No daré más detalles al lector, sino que lo invitaré a que sacie su curiosidad, si es que la hay, dedicando una tarde a la lectura de esta obrita, que bien vale la pena y que no le llevará justo más de un día para acabarla. Sólo retomaré el epígrafe de esta reseña, que es de una de las discusiones que tiene Serguei Leóntievich con el dueño del teatro, con quien riñe constantemente a causa de los pareceres discordantes y opiniones encontradas que se dan una y otra vez entre ellos. El dueño era un ricachón con agudo sentido de la vida del teatro y las posibilidades de una obra. Y hablando del pago que se le daría a Serguei por la adaptación y los derechos de su obra, que al final quería su autor que se llamara La nieve negra, por ser ése el color con que se pinta la nieve cubierta de sangre derramada, de repente el dueño del teatro le lanza un discurso moralizante, en donde sin querer de pronto le brotan resabios de verdad: «¡El dinero, –le dice– el dinero! ¡Cuánto mal hay en el mundo por su culpa! Sólo pensamos en el dinero, pero ¿quién piensa en el alma?».

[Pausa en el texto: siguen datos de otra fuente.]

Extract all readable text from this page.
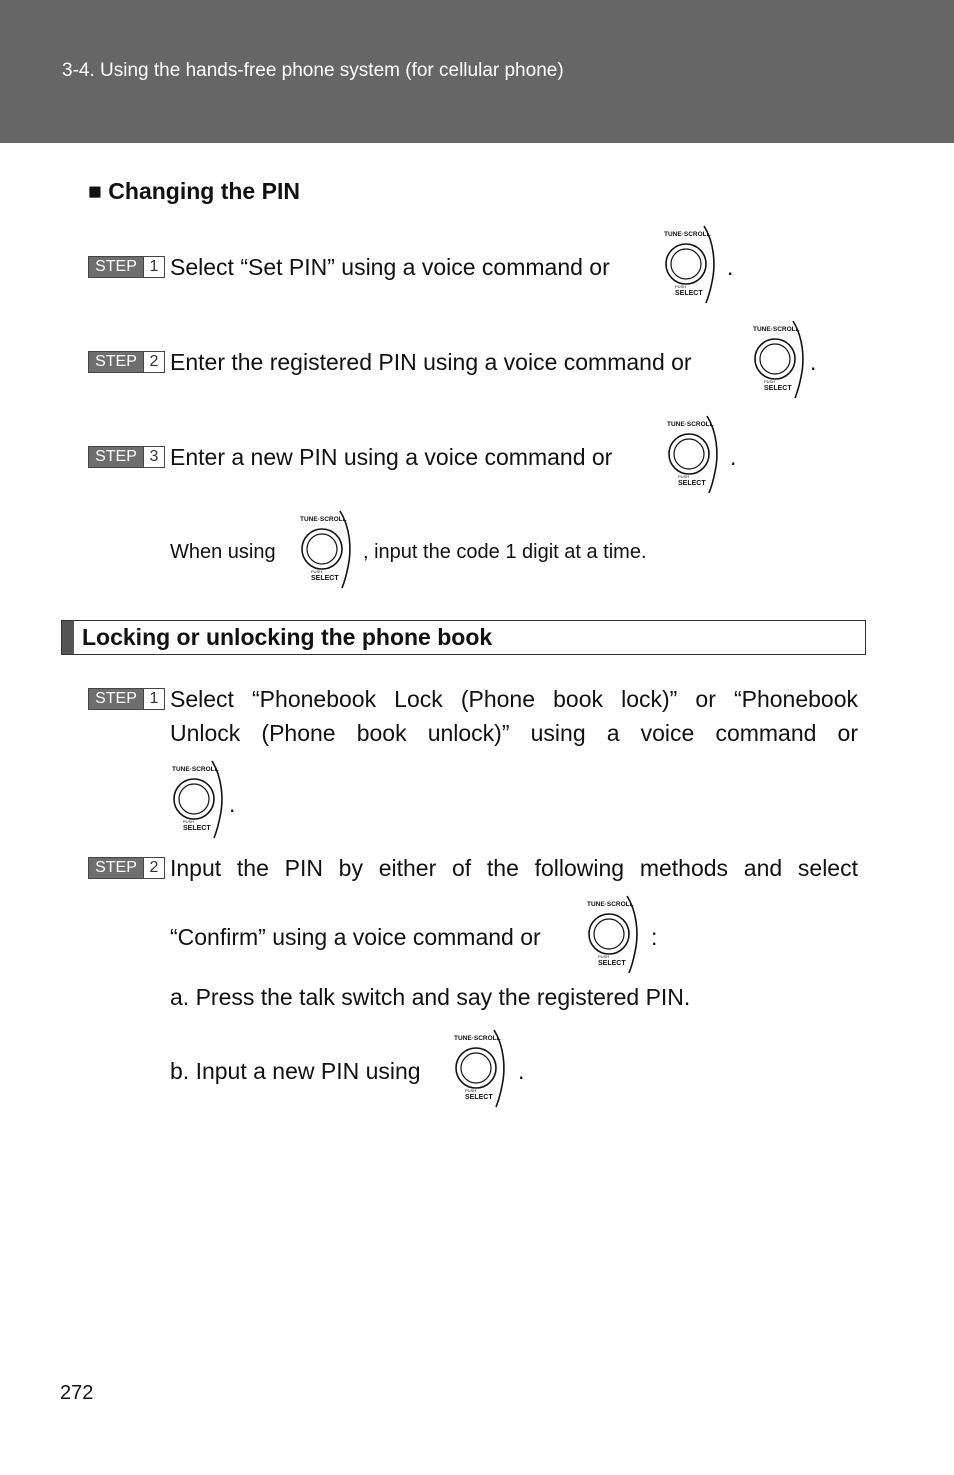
3-4. Using the hands-free phone system (for cellular phone)
■ Changing the PIN
STEP 1 Select “Set PIN” using a voice command or
TUNE·SCROLL
PUSH
SELECT
.
STEP 2 Enter the registered PIN using a voice command or
TUNE·SCROLL
PUSH
SELECT
.
STEP 3 Enter a new PIN using a voice command or
TUNE·SCROLL
PUSH
SELECT
.
When using
TUNE·SCROLL
PUSH
SELECT
, input the code 1 digit at a time.
Locking or unlocking the phone book
STEP 1 Select “Phonebook Lock (Phone book lock)” or “Phonebook
Unlock (Phone book unlock)” using a voice command or
TUNE·SCROLL
PUSH
SELECT
.
STEP 2 Input the PIN by either of the following methods and select
“Confirm” using a voice command or
TUNE·SCROLL
PUSH
SELECT
:
a. Press the talk switch and say the registered PIN.
b. Input a new PIN using
TUNE·SCROLL
PUSH
SELECT
.
272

El gran descubridor del alma fue Sócrates, según noticia del filósofo italiano Giovanni Reale. Y sin embargo, el alma ya estaba en el hombre desde su primera aparición en la tierra. Las pinturas rupestres de Altamira, esos magníficos bisontes y caballos, están datados entre los años 53,000 y 13,000 a. C., y un crítico dijo alguna vez que después de Altamira, el resto de la pintura era decadencia. Porque no sólo aquellos trazos eran magníficos, sino que la técnica y la disposición eran maestras. En el autor de Altamira habitaba ya un alma acabada. ¿Y cuánto tiempo se tuvo que espera para que se descubriera? Pero un buen día, en la Grecia Clásica se descubrió, por el quehacer de hombres como Sócrates, Platón, Aristóteles. Después vino el progreso, la revoluciones, la tecnología y las ciencias; la economía se desarrolló, y el hombre giró su mirada, y puso su atención en la obtención o acumulación de riquezas. Pero yo desde mi ingenuidad me pongo la pregunta que de repente le salió en un delirante diálogo al personaje imaginario de Mijaíl A. Bulgákov, haciendo un alarde sobre esa pobre ambición por el dinero: «¡El dinero, –me digo ahora yo– el dinero! ¡Cuánto mal hay en el mundo por su culpa! Sólo pensamos en el dinero, pero ¿quién piensa en el alma?».